Bu ay sonunda seçimler yapılacak ve emekliyi ikna eden seçimleri kazanacak. Bu seçim sonuçlarına sadece ve sadece emekli damgasını vuracak. Ne “Z” kuşağı ne de çalışan kesim, sonucu belirleyecek.
Mevcut iktidar muhalefete göre çok şanslı. Elinde her türlü imkan var. Ya emekliye muslukları açacak ya da harakiri yapacak. Kaynak yok diyerek kimse bu işten sıyrılamaz. Bunu kimse yutmaz.

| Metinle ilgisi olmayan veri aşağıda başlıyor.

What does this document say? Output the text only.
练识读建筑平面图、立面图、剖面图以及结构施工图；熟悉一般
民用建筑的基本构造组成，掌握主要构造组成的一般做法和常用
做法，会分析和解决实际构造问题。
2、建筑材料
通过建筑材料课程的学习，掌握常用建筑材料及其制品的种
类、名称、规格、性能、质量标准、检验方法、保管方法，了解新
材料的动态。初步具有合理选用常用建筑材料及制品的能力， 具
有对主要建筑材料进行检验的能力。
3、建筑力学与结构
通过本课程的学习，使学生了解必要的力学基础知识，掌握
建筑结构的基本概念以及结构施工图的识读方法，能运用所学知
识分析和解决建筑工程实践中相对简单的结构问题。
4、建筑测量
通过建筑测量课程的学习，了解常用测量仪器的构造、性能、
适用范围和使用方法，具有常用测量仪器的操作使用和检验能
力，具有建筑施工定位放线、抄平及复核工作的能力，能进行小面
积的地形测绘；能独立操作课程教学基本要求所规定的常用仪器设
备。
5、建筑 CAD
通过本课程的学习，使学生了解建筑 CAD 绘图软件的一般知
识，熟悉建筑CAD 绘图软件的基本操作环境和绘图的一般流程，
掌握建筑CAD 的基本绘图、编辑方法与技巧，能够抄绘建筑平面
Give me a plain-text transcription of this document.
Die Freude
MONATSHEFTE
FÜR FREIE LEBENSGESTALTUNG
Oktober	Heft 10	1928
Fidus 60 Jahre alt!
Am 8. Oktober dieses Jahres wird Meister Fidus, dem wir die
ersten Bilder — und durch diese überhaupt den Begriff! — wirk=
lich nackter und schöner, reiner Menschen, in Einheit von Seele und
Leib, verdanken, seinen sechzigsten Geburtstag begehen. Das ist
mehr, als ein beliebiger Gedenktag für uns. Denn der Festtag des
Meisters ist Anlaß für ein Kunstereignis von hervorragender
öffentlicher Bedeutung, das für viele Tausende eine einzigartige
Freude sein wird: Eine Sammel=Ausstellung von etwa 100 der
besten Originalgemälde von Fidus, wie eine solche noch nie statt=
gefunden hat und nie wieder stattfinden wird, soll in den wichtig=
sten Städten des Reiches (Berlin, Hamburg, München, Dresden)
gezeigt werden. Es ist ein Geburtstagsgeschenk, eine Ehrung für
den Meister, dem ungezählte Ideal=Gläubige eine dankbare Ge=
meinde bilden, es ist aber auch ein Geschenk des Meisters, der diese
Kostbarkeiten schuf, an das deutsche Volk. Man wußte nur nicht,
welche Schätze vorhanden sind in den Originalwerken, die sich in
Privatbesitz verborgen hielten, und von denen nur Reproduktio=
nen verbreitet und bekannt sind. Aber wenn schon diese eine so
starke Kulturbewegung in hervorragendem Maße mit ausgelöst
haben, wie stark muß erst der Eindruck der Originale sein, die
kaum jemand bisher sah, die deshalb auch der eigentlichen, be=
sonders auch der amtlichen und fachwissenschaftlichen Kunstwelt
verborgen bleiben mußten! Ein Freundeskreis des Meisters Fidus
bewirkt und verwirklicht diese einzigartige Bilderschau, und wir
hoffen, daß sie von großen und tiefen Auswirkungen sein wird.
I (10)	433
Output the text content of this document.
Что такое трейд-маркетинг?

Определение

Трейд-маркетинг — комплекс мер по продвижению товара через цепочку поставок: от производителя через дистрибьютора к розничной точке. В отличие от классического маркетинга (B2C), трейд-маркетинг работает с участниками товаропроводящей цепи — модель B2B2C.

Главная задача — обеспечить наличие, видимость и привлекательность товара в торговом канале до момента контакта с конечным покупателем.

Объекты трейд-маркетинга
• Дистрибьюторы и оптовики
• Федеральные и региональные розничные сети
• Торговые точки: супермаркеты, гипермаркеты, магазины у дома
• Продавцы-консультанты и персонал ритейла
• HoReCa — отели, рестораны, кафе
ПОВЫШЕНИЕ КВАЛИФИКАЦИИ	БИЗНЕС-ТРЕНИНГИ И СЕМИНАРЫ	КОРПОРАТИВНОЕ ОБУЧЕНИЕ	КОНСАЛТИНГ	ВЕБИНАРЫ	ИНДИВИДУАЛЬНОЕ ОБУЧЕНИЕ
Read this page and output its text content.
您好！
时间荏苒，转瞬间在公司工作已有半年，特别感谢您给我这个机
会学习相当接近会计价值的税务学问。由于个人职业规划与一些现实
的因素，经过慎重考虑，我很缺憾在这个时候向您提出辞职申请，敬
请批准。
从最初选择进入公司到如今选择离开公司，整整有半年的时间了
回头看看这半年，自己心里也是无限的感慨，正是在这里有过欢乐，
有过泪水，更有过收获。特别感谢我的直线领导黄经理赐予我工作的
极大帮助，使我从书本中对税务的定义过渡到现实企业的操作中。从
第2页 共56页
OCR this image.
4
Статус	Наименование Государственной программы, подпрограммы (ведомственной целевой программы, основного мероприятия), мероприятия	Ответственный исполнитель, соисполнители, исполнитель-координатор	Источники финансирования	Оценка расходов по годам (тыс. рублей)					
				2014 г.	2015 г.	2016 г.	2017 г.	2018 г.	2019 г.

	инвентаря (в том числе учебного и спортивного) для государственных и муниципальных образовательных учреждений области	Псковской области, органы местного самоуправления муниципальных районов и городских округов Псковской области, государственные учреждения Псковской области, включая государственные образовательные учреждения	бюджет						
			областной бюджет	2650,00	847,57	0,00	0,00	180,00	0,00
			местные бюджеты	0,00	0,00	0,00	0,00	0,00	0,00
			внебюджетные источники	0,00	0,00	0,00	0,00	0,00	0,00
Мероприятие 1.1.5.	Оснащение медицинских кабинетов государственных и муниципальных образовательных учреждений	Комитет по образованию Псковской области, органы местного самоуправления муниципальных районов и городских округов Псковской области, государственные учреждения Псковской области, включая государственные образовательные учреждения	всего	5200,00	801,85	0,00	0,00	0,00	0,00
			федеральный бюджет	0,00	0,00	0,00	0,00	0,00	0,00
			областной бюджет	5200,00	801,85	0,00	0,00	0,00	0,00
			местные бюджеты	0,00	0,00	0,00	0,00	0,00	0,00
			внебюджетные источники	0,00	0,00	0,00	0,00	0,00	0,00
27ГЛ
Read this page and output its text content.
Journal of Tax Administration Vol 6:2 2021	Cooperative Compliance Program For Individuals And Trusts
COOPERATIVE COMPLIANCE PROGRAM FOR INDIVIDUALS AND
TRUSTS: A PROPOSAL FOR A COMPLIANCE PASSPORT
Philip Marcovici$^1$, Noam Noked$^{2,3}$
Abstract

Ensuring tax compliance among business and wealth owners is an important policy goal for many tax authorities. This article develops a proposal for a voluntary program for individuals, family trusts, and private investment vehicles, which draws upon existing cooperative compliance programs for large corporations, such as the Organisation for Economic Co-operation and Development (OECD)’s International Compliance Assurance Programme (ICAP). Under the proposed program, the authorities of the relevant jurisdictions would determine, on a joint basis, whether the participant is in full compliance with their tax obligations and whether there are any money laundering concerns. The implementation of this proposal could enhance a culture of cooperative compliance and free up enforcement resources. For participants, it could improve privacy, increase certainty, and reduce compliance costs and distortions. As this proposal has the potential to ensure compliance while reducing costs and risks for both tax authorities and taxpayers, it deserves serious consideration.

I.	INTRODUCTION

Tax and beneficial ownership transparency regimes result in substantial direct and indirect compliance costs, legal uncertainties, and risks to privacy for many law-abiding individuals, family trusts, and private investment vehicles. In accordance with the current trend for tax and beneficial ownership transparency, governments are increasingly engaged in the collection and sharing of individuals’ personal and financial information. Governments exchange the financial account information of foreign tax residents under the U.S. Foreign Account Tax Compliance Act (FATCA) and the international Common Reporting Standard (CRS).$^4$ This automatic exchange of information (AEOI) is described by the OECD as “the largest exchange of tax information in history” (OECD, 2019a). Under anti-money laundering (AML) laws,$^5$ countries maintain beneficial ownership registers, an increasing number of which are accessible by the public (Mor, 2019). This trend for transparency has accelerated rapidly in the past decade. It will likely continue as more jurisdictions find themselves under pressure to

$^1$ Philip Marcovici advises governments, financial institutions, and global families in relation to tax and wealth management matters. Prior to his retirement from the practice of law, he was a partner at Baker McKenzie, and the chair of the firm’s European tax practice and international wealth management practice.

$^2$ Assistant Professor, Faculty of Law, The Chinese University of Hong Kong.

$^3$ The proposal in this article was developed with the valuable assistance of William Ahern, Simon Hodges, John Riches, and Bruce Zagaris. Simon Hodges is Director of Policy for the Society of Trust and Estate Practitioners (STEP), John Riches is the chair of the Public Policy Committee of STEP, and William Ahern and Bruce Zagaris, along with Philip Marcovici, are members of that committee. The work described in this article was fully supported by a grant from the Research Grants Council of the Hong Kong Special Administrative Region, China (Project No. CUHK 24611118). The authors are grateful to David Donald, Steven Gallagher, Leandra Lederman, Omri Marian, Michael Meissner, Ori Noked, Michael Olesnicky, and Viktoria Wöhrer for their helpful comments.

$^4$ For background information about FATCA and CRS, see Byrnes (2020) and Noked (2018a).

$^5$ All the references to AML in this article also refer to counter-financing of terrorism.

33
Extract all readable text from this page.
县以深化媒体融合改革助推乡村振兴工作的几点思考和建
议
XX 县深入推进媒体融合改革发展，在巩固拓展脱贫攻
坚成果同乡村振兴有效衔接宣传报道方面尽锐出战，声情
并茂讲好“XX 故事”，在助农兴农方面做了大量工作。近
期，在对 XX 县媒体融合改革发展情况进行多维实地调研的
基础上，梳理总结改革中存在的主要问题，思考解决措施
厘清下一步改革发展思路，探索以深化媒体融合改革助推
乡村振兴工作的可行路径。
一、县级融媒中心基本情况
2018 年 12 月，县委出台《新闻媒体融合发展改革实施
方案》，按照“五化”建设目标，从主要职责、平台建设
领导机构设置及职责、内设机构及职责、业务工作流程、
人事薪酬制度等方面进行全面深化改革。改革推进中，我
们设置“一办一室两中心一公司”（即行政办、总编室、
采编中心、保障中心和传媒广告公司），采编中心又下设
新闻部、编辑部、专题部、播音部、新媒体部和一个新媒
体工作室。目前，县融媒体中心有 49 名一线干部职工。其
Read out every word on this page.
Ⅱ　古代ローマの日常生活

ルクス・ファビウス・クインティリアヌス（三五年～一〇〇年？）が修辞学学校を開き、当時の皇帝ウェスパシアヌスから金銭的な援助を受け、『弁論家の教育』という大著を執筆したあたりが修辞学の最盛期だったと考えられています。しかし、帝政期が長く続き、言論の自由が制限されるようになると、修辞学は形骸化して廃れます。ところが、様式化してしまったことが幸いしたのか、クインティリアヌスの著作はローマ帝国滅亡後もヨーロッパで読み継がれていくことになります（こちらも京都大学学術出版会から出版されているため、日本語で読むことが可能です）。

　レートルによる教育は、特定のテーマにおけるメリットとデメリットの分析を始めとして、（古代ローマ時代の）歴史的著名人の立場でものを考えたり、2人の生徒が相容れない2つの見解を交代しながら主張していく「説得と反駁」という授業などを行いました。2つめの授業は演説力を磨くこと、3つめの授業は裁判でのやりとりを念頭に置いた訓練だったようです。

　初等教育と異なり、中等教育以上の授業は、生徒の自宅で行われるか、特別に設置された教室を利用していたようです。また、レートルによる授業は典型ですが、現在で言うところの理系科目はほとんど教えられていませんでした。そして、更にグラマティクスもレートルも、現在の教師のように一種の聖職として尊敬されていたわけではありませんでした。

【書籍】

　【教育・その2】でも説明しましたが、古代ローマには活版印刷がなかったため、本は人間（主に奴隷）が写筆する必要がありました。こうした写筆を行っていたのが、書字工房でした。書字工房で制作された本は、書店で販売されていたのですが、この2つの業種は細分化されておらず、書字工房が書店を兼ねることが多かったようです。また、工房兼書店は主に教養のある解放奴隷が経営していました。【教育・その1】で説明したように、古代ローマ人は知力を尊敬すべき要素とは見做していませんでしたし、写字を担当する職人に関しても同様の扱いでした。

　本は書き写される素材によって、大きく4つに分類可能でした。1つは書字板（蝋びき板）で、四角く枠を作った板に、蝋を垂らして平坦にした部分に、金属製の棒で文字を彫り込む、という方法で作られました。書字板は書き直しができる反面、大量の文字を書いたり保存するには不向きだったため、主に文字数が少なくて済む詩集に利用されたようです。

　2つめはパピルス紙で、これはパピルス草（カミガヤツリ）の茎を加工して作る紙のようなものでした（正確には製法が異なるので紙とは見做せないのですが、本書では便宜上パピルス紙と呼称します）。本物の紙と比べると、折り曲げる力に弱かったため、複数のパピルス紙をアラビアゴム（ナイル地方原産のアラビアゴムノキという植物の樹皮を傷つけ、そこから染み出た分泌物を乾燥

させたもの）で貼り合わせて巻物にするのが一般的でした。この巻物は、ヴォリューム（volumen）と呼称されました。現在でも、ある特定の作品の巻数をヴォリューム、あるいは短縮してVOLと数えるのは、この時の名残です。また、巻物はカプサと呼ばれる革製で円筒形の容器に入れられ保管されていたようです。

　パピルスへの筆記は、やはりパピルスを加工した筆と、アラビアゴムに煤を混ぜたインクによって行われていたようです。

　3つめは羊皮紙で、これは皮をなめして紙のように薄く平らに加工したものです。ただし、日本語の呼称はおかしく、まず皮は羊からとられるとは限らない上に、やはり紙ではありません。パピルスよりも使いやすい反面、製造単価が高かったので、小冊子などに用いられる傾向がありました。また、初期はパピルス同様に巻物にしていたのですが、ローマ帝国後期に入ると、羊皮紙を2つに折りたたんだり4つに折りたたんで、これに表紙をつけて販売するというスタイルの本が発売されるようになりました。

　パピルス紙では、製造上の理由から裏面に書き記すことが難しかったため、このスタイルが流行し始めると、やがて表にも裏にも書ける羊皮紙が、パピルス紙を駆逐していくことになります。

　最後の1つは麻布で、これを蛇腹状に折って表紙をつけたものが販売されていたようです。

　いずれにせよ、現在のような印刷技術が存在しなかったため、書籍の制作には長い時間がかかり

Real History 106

Bir müteahhit vardı, sürekli parasızlıktan yakınıyordu. İşçi para istedi mi para yoktu. Malzeme getiren para istedi mi yine para yoktu.
“Param yok diyorum” inanmıyorlar diyordu.
“İnanmazlar, çünkü inandırıcı değilsin” dedim.
“Nasıl yani” dedi.
“Altındaki mercedes’i sıfır, yeni aldın, Türkiye’de ben henüz benzerini görmedim. Kim bilir kaça aldın? Bunu sat, Kartal’a bin ki inansınlar, kimseye kendini inandıramazsın” dedim.
“Yaa onun için mi param yok deyince bana tuhaf tuhaf bakıyorlar” dedi.
“Başka ne için bakacaklar” dedim.
Bizim emekli maaşlarına zam gündeme gelince bu olay aklıma geliyor. Para yokmuş, gülerler adama.
Bütün siyasiler emekliler üzerinden seçim propagandalarını yürütüyorlar. Muhalefet iktidarı özellikle bu konuda köşeye sıkıştırıyor. Emekli sokaklarda, çarşıda, pazarda fırsat bulduğu her yerde mikrofonlara konuşuyor. Susturulamıyorlar. Verilen sözler tutulmuyor. Her memura 600 ek gösterge verdik diyorlar, bakıyorsunuz o da gerçeği yansıtmıyor. Verdikleri bazı kişilerden de müstahak olmadığınız anlaşılıyor denilerek verdikleri ek göstergeyi geri alıyorlar. Bazı Kurum çalışanlarına ise bu ek gösterge rakamı hiç verilmedi.
Seyyanen memura yapılan zamlar emeklinin semtinden bile geçmedi. Emekli de haklı olarak isyan ediyor, benim neyim eksik ben de istiyorum demek hakkını kendisinde görüyor. “Biri yer biri bakar, kıyamet ondan kopar” misalini teyit edecek işler yapılıyor. Gerçekten de kıyamet kopuyor. İktidar da bunu hissetmiş durumda. Emeklinin pes etmeye niyeti yok. Ekonomik durum bozuksa ya kimseye verilmemeli ya da verilecekse herkese adil olarak eşit dağıtılmalı.
Emekli o kadar perişan bir hale düşürüldü ki sabahın ayazında buz gibi soğukta Et almak için hastalanmayı göze alarak kuyruklarda bekliyor. 75, 80 yaşlarında para kazanmaya ek iş yapmaya çalışan insanlar görüyorsunuz. İçiniz acıyor, ama çare olamıyorsunuz.
Bayram ikramiyeleri verilmeye başlandığında değeri bin liraydı. Uzun müddet zam yapılmadı değeri düştü. Şimdi 3 bin lira sözü verildi. Yüzde 200 artış varmış gibi gözükse de bayram ikramiyesinin değeri çok düştü ve eridikçe eridi. Emeklinin çoğunun beklentisi hem maaşlarının hem de bayram ikramiyelerinin en az asgari ücret kadar olması.
Seçim bittikten sonra verilen sözlerin hiçbirisinin yerine gelmeyeceğini hepimiz adımız gibi biliyoruz. Emekli, dul ve yetimleri çalışmayan eşleriyle birlikte düşünüldüğünde en az 20 milyon oy demektir. Emekli gücünün farkında olmalı gereğini yapmalıdır. Çünkü sihirli değnek emeklinin elindedir.